Lächeln und winken
 
Warum es so toll ist, dass wir unseren Kindern „nebenbei“ beibringen, was normal ist.

Manche „Aha“-Momente hat man in den ulkigsten Situationen – wie Anke von LÄCHELN UND WINKEN. Sie begriff die Tragweite der Vorbildfunktion erst, als sie sich mal wieder unter der Dusche die Beine rasierte und merkte, dass die Kinder ihre Angewohnheit als völlig normal für erwachsene Frauen erachten.

Lächeln und winken: Warum es so toll ist, dass wir unseren Kindern „nebenbei“ beibringen, was normal ist.

Ich hab da so einen Tick: Ich rasiere mir jeden Tag unter der Dusche die Beine.
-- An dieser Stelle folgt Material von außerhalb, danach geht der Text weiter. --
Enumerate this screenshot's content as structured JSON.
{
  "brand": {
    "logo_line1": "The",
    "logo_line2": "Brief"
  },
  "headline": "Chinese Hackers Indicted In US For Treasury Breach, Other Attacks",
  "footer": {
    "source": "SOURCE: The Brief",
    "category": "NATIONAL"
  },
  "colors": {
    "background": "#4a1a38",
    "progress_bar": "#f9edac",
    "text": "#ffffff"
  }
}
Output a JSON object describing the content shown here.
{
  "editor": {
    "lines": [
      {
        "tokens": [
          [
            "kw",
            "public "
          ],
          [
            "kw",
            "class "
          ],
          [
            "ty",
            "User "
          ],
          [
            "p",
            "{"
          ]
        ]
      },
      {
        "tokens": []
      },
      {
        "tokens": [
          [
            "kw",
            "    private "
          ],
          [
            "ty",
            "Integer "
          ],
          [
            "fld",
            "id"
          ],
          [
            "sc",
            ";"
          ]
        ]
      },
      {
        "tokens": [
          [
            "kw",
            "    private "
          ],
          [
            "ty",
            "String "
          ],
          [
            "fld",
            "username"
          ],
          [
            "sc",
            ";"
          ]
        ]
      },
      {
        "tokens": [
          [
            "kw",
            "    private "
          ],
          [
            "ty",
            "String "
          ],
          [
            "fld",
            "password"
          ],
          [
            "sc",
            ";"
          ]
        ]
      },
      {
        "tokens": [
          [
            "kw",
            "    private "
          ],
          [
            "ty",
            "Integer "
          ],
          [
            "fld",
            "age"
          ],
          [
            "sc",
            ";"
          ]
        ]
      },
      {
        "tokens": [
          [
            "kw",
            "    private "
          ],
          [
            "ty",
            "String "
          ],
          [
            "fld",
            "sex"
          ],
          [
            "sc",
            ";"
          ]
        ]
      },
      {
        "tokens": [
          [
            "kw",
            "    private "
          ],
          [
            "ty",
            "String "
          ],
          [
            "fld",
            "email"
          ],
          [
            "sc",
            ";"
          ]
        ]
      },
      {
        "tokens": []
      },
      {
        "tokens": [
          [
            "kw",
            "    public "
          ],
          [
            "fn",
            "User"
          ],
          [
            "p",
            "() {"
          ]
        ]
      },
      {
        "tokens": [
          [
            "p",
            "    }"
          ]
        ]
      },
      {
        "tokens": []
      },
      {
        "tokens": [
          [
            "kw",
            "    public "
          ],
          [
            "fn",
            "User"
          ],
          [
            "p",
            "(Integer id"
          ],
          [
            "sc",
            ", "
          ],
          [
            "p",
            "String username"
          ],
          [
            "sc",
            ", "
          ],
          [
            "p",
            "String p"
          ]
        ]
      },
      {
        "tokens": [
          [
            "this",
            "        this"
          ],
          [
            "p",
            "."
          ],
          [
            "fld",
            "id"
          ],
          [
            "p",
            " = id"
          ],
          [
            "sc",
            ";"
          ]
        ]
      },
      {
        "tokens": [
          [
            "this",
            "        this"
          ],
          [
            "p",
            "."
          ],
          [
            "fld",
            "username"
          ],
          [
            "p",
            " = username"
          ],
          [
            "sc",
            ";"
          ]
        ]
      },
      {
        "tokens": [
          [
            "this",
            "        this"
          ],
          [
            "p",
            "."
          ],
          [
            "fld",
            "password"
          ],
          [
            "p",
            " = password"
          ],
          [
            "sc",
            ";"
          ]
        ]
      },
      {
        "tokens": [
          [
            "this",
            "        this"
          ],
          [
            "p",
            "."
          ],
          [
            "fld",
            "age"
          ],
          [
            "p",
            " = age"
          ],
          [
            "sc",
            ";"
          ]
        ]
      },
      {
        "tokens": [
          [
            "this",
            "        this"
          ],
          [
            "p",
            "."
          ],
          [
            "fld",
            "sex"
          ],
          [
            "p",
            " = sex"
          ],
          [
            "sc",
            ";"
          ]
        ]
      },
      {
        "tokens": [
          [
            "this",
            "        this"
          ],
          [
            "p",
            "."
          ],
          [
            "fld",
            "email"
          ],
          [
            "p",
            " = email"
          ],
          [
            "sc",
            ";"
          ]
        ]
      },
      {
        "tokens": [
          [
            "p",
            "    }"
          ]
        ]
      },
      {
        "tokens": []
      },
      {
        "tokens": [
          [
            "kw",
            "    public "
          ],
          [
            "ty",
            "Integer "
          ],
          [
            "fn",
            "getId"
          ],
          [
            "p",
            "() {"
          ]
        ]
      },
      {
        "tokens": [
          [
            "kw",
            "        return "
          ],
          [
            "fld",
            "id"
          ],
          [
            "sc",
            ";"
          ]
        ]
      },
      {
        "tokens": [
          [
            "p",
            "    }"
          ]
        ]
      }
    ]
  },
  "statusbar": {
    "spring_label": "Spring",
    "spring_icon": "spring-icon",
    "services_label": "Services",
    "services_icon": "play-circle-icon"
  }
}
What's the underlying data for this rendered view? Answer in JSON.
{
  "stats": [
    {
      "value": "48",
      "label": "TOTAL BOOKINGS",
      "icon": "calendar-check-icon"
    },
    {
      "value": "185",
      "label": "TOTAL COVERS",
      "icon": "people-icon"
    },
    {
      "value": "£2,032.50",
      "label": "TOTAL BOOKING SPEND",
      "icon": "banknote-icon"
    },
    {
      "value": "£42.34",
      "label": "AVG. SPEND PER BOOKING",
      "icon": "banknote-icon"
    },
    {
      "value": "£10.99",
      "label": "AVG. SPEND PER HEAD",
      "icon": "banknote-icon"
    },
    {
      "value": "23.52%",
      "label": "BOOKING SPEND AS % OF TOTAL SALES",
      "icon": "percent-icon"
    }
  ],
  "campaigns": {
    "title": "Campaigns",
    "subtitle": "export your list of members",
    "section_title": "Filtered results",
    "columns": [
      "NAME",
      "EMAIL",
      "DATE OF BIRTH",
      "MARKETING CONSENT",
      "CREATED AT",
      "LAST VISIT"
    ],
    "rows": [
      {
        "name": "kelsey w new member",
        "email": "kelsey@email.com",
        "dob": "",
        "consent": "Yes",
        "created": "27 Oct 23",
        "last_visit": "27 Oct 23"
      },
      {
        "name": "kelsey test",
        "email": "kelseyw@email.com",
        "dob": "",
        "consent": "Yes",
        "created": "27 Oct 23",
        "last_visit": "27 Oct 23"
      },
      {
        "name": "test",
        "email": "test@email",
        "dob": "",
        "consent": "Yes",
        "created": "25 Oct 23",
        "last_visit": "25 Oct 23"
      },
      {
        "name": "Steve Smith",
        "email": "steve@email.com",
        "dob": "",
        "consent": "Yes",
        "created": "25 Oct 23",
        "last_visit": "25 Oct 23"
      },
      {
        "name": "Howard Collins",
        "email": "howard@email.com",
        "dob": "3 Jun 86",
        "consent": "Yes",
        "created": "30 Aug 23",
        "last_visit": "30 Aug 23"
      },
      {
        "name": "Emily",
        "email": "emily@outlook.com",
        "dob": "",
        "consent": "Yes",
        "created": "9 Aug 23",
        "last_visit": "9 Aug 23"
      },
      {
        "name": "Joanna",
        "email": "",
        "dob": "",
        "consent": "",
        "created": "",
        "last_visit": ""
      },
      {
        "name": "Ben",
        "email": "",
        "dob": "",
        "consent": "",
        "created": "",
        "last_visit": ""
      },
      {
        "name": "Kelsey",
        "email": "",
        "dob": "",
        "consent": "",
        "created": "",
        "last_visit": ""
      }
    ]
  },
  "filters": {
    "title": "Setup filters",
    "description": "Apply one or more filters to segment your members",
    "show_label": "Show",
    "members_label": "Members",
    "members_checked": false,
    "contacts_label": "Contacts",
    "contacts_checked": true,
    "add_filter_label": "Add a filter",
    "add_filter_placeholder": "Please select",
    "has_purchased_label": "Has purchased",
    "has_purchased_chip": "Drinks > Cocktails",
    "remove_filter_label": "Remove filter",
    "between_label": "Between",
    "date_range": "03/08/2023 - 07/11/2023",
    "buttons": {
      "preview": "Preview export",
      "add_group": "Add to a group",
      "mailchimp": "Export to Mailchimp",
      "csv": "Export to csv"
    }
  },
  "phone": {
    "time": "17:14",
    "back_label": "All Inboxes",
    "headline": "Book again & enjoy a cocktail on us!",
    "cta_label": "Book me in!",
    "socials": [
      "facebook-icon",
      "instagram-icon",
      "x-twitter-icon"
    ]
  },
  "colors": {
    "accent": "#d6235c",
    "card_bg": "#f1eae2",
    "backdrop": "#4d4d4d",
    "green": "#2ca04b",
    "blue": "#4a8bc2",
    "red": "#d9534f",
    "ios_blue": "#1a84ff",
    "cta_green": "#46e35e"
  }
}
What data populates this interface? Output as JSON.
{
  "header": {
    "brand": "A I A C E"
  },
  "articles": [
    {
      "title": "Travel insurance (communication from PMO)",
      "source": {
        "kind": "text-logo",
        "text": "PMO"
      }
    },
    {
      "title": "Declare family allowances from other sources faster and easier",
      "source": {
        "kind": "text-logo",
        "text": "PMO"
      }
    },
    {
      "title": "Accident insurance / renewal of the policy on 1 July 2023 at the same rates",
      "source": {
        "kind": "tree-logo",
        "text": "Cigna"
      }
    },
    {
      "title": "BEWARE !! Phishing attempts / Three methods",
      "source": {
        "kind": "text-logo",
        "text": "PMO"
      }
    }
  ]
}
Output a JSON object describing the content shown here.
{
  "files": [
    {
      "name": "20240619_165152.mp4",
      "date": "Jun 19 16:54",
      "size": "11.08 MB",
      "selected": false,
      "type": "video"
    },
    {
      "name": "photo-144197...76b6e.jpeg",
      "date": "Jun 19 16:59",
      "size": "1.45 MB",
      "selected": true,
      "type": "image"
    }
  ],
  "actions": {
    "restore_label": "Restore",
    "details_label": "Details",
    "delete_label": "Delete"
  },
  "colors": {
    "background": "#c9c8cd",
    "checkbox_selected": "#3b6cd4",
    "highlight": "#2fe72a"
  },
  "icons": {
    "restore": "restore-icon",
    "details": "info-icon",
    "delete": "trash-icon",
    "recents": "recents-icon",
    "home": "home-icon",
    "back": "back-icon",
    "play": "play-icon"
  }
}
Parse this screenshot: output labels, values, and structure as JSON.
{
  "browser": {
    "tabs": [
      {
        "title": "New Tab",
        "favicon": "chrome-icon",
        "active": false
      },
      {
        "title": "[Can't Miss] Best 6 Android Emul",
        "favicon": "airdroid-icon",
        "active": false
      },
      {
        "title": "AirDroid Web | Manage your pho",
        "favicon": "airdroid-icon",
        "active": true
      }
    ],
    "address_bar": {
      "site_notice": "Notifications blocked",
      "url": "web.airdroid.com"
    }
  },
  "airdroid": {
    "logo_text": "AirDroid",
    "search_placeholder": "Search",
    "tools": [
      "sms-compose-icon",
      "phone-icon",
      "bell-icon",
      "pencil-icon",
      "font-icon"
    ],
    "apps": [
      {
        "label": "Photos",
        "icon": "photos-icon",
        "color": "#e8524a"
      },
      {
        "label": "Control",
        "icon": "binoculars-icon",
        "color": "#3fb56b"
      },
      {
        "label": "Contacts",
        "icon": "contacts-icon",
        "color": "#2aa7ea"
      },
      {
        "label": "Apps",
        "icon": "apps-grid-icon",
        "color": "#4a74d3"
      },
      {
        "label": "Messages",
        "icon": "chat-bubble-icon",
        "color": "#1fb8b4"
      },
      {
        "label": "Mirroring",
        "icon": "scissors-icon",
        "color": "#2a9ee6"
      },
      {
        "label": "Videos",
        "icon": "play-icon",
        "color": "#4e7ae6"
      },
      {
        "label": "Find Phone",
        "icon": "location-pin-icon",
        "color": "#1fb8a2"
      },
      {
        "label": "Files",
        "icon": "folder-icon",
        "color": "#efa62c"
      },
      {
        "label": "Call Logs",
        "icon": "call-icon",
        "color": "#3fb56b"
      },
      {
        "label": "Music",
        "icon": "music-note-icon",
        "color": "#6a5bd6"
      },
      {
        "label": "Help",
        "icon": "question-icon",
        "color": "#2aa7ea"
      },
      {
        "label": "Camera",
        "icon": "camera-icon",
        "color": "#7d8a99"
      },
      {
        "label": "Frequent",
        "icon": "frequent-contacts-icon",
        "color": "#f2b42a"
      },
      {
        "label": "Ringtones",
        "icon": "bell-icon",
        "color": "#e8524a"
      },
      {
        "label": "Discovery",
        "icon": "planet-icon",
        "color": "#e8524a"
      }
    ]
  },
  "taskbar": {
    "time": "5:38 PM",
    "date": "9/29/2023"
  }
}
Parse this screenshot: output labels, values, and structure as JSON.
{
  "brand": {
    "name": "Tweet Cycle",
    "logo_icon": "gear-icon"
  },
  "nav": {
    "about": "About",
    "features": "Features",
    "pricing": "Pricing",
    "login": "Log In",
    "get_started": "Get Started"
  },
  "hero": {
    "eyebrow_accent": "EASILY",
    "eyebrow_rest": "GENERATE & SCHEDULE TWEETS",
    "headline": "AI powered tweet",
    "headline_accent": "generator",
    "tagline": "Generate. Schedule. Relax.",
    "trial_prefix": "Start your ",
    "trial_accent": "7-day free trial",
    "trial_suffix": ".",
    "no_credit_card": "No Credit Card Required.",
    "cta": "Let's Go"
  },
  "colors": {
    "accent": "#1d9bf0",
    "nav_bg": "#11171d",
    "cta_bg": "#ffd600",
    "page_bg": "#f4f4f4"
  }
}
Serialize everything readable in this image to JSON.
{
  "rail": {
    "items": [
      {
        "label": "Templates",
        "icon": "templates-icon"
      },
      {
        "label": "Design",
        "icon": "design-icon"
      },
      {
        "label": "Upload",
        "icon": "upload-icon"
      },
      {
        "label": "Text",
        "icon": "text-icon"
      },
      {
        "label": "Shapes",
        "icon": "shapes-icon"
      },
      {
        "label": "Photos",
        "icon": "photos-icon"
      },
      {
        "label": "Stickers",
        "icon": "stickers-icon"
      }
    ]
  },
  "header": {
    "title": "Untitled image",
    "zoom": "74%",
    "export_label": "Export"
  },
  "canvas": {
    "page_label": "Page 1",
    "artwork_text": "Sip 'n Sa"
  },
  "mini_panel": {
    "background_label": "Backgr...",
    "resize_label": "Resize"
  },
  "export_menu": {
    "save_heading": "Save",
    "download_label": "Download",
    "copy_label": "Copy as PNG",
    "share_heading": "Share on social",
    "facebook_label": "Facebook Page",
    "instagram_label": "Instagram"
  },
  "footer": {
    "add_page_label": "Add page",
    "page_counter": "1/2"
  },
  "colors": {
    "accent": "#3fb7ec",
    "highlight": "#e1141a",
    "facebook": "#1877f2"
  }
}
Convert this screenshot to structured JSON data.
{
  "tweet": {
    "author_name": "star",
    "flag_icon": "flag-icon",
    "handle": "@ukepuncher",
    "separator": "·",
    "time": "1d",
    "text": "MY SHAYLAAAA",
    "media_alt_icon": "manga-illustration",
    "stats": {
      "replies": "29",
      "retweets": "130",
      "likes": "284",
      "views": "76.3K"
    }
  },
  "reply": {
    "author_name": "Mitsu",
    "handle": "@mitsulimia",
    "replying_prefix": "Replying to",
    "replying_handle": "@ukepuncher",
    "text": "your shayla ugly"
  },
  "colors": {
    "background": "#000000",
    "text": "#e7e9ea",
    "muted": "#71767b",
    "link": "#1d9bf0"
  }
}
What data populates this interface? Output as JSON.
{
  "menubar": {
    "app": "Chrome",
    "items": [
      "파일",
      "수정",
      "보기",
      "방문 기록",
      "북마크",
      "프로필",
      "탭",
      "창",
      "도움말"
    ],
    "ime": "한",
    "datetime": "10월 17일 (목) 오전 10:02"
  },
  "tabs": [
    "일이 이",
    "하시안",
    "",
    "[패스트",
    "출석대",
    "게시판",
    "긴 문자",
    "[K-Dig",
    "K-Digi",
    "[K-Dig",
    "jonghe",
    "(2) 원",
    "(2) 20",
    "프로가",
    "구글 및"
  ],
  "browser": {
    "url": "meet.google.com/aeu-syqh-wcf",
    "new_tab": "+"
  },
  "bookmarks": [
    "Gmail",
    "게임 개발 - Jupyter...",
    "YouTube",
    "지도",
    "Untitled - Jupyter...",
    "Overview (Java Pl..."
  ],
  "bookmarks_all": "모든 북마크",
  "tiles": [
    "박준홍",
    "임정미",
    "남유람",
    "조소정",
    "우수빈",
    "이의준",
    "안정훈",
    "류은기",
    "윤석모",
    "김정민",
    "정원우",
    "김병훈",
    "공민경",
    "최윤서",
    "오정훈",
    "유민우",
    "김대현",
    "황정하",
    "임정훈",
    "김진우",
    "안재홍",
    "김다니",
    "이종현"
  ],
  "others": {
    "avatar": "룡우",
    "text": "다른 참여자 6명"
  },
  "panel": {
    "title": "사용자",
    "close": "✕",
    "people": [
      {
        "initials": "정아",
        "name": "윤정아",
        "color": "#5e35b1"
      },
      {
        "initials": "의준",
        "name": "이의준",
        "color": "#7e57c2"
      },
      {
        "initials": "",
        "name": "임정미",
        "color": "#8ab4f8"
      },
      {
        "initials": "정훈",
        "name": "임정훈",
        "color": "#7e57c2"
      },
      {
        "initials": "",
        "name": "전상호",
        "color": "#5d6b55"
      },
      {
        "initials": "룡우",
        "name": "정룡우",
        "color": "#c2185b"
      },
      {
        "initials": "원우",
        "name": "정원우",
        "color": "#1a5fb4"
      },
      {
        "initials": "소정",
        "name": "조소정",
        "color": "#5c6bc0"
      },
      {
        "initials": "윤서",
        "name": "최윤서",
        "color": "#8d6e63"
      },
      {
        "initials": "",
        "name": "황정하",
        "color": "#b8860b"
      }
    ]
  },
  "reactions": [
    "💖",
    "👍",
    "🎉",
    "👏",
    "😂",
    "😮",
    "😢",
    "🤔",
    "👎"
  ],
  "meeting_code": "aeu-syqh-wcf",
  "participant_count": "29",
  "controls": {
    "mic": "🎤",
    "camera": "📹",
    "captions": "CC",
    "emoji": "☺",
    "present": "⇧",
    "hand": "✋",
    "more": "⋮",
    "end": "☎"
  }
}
Schon seit locker 25 Jahren. Natürlich muss das nicht sein, schon gar nicht im Winter. Und gut für die Haut ist es sicher auch nicht. Dennoch mache ich es, weil ICH mich dann wohler fühle ... und mich schlicht daran gewöhnt habe, es zu tun. Ich denke da überhaupt nicht mehr drüber nach. Es ist normal für mich, ganz unabhängig davon, wie andere das handhaben oder bewerten. Und weil es für mich normal ist, ist es das auch für meine Kinder, denn sie haben mir schon tausend Mal dabei zugesehen. DAS wurde mir letztens ganz plötzlich wie ein Gongschlag direkt ins Gehirn bewusst, als ich den gelangweilten Blick meines Söhnchens an meinen frisch rasierten, noch nassen Beinen kleben sah und mir auffiel, dass nicht mal die große Tochter es bisher für nötig befunden hatte, mich mal zu fragen, was ich da mache und warum. Für beide ist es ein normales Verhalten von erwachsenen Frauen, einfach deshalb, weil ICH es so mache.

Unser normal wird auch ihr normal.

Ja, das ist ein etwas albernes Beispiel dafür, dass mir die Tragweite unserer Vorbildfunktion endlich mal so richtig bewusst wurde ... aber man kann sich seine Aha-Momente halt nicht aussuchen. ;) Viel wichtiger ist aber ja auch, was ihnen folgt. In diesem Fall nämlich die Erkenntnis, dass wir – wenn auch vielleicht nicht ewig lange – die „Macht“ haben, unseren Kindern ein Verständnis davon zu vermitteln, was normal mal ist, ohne groß etwas dafür zu tun oder uns pädagogisch zu verausgaben. Das ist absolut nicht neu, aber irgendwie habe ich mir vor diesem Moment im Badezimmer nie die Zeit dafür genommen, diese Chance, diese Möglichkeit einmal komplett zu erfassen. Fakt ist, dass wir unseren Kindern Gewissheiten, ein Empfinden für „normal“, ja, sogar für richtig und falsch einpflanzen können, nur indem wir es vorleben ... ohne große Erklärungen und Hintergrund-Informationen! Das ist fantastisch!!! Und auch ein klitzekleines bisschen beängstigend, denn schließlich funktioniert diese wunderbar un-anstrengende Technik des Spiegelns in zwei Richtungen.